Les faisceaux et câbles de fibres optiques sont principalement utilisés dans les appareils d’optique, notamment dans les endoscopes du no 9018.

[...]

Sont exclus de la présente position :

[...]

g) Les câbles de fibres optiques constitués de fibres gainées individuellement (no 85.44). »

La NC

6 Ainsi qu’il résulte de l’article 1er du règlement no 2658/87, la NC régit le classement tarifaire des marchandises importées dans l’Union européenne. Elle reprend les positions et les sous-positions à six chiffres du SH, seuls les septième et huitième chiffres formant des subdivisions qui lui sont propres.

7 En vertu de l’article 12, paragraphe 1, du règlement no 2658/87, la Commission européenne adopte, chaque année, un règlement reprenant la version complète de la NC et des taux autonomes et conventionnels des droits du tarif douanier commun y afférents, telle qu’elle résulte des mesures arrêtées par le Conseil de l’Union européenne ou par la Commission.
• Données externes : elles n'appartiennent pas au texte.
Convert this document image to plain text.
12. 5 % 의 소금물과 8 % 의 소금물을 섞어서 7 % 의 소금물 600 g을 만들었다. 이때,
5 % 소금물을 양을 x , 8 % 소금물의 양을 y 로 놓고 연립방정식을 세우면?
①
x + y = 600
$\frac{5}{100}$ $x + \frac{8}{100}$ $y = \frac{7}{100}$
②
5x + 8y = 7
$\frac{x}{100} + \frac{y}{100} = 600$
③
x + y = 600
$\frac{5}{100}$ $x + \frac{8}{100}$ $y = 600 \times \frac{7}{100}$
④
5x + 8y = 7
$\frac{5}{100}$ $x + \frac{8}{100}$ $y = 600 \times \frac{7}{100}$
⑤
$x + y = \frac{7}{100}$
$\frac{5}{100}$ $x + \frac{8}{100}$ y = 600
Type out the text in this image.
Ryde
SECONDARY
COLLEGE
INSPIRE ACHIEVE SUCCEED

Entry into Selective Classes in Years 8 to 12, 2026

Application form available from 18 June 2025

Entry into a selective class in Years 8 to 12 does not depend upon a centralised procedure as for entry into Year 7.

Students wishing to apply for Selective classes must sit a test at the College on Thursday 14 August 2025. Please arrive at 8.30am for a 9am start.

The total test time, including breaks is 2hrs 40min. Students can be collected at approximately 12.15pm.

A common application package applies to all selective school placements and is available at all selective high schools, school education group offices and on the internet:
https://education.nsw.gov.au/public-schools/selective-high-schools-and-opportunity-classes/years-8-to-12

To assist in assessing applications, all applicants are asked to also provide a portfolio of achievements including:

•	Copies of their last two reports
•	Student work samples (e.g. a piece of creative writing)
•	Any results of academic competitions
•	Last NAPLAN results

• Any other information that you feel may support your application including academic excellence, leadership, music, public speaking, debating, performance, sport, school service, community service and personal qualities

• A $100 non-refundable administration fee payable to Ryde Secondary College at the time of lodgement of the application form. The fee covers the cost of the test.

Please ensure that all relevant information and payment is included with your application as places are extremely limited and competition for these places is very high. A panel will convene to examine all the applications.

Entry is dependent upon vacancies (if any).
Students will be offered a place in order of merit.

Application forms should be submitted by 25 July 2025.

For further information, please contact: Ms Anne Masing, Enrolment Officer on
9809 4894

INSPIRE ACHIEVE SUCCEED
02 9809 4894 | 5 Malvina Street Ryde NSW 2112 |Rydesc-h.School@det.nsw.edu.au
Ce règlement est publié au Journal officiel de l’Union européenne au plus tard le 31 octobre et est applicable à partir du 1er janvier de l’année
suivante.

8 Ainsi qu’il ressort du point 1 du présent arrêt, la NC est applicable au litige au principal dans la version qui résulte du règlement d’exécution no 2017/1925, applicable à partir du 1er janvier 2018.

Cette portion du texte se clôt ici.